We learn that Applegate has planned for the Senators to lose the pennant to the Yankees on the last day of the season, resulting in thousands of heart attacks, nervous breakdowns, and suicides of Senators fans and Yankee-haters all over the country. However, Lola is now firmly on Joe’s side, and she lets Joe know she’s drugged Applegate so that he will sleep through that final game. By the time Applegate wakes up again, the game is well underway. Angry, Applegate turns Lola back to an ugly woman, and the two race to the ball field.
I should probably stop there, in order to avoid spoiling the rest of the story for anyone who has yet to see it. Overall, I found the movie quite amusing, even if a bit cheesy. The combination of baseball and comedy made it worth my while, I felt, and I do like that one doesn’t necessarily have to be a baseball fan in order to be able to appreciate the plot of the film.
A couple months ago, I watched The Sandlot: Heading Home, mentioning here that I had actually been looking for The Sandlot 2 when I stumbled upon that third installment of the series instead. This weekend, I finally did manage to get my hands on a copy of The Sandlot 2.
This chapter of the Sandlot series follows the typical formula of all the movies in the collection. There is the group of main characters comprising the beloved sandlot team, including a leader, a nerdy kid, a chubby kid, and a ladies’ man. There is a rival, cocky Little League team that challenges the sandlot team and engages in a name-calling contest with them. And the primary conflict of the film revolves around a battle for the sandlot itself.

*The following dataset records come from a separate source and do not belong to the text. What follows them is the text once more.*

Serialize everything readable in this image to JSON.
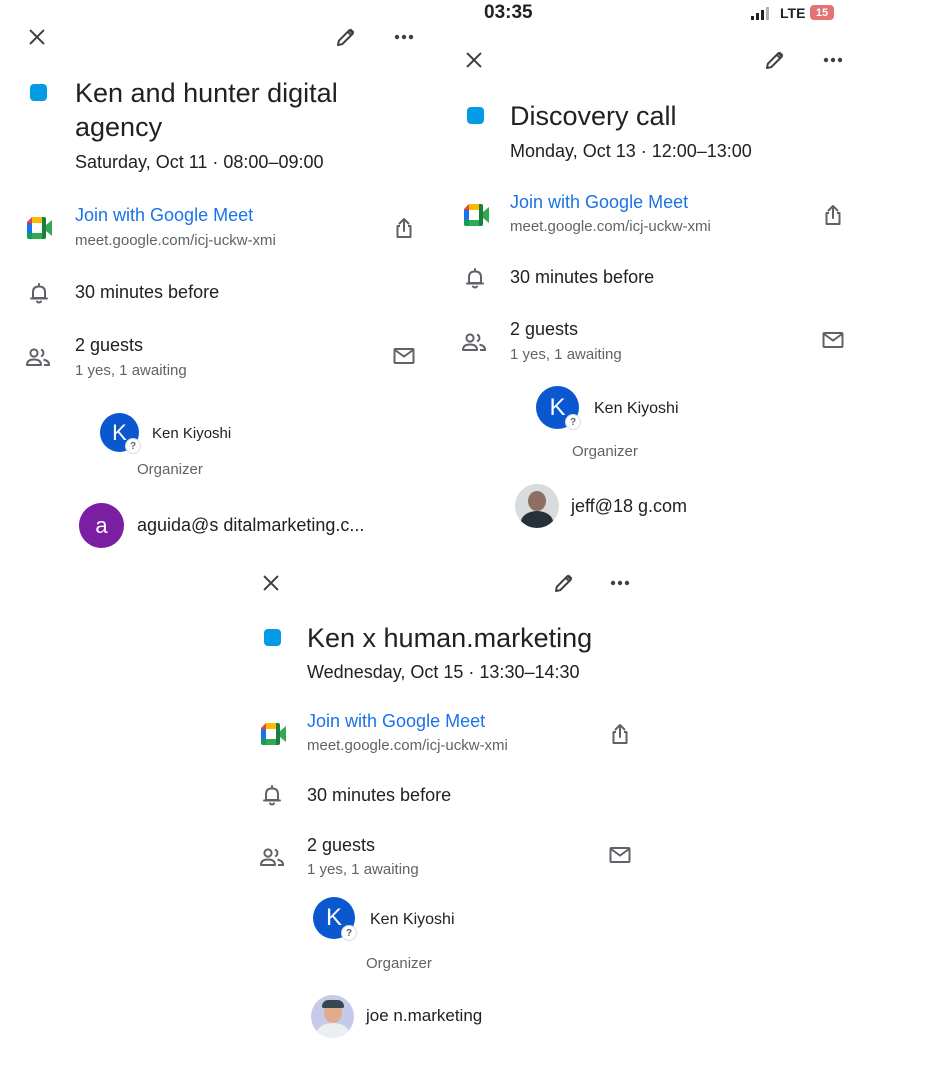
{
  "colors": {
    "event": "#039be5",
    "link": "#1a73e8",
    "avatar_k": "#0b57d0",
    "avatar_a": "#7b1fa2"
  },
  "panel1": {
    "title": "Ken and hunter digital agency",
    "when": "Saturday, Oct 11 · 08:00–09:00",
    "meet_label": "Join with Google Meet",
    "meet_url": "meet.google.com/icj-uckw-xmi",
    "reminder": "30 minutes before",
    "guests": "2 guests",
    "guests_status": "1 yes, 1 awaiting",
    "organizer_name": "Ken Kiyoshi",
    "organizer_initial": "K",
    "organizer_label": "Organizer",
    "guest2_name": "aguida@s ditalmarketing.c...",
    "guest2_initial": "a"
  },
  "panel2": {
    "status_time": "03:35",
    "status_network": "LTE",
    "status_battery": "15",
    "title": "Discovery call",
    "when": "Monday, Oct 13 · 12:00–13:00",
    "meet_label": "Join with Google Meet",
    "meet_url": "meet.google.com/icj-uckw-xmi",
    "reminder": "30 minutes before",
    "guests": "2 guests",
    "guests_status": "1 yes, 1 awaiting",
    "organizer_name": "Ken Kiyoshi",
    "organizer_initial": "K",
    "organizer_label": "Organizer",
    "guest2_name": "jeff@18 g.com"
  },
  "panel3": {
    "title": "Ken x human.marketing",
    "when": "Wednesday, Oct 15 · 13:30–14:30",
    "meet_label": "Join with Google Meet",
    "meet_url": "meet.google.com/icj-uckw-xmi",
    "reminder": "30 minutes before",
    "guests": "2 guests",
    "guests_status": "1 yes, 1 awaiting",
    "organizer_name": "Ken Kiyoshi",
    "organizer_initial": "K",
    "organizer_label": "Organizer",
    "guest2_name": "joe n.marketing"
  },
  "icons": [
    "close-icon",
    "edit-icon",
    "more-icon",
    "google-meet-icon",
    "share-icon",
    "bell-icon",
    "people-icon",
    "mail-icon"
  ]
}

The Sandlot 2 introduces us to Johnnie Smalls, who, we eventually learn, is the younger brother of the one and only Scotty Smalls. Johnnie is the narrator of the story and proves himself just as nerdy as his big brother, spending his time playing with model rockets. The leader of this story’s sandlot team is David Durango, who also finds himself battling puberty and his sudden interest in girls.
One girl, in particular, is Hayley Goodfairer. In addition to being attractive, Hayley proves herself a particularly talented softball pitcher. At first, the boys of the sandlot are miffed when Hayley and her friends start using the sandlot to play softball, but after a couple of contentious face-offs, the boys and the girls agree to join together into a single team.
We learn that the Beast, Hercules, has passed away, but not before leaving behind some puppies. One of those puppies grew into the newest sandlot terror, known as “The Great Fear.” As Scotty’s younger brother, Johnnie knows all about the Beast and the Great Fear, and passes the legend onto the sandlot’s latest tenants.
Like his big brother, Johnnie gets himself into a bit of a pickle. But instead of a baseball, he launches a rocket that does not belong to him, and it lands on the other side of the fence, in the territory belonging to the Great Fear. The sandlot kids rally, but as before, nothing seems to work to get the rocket back. Finally, the Benny Rodriguez of this tale, David Durango, decides to step up, facing his own fears as he hops the fence to take on the Great Fear. James Earl Jones reprises his role as Mr. Mertle, which is certainly a treat for fans.
Aside from the inclusion of girls in the new team, there’s very little in this movie that the original Sandlot doesn’t already offer. If you’re an especially big fan of the Sandlot and you don’t mind the cheesiness of it all, this is still an entertaining way to pass a couple hours, and it is chock full of nostalgia. If you’re looking for something new, however, maybe pass on this one.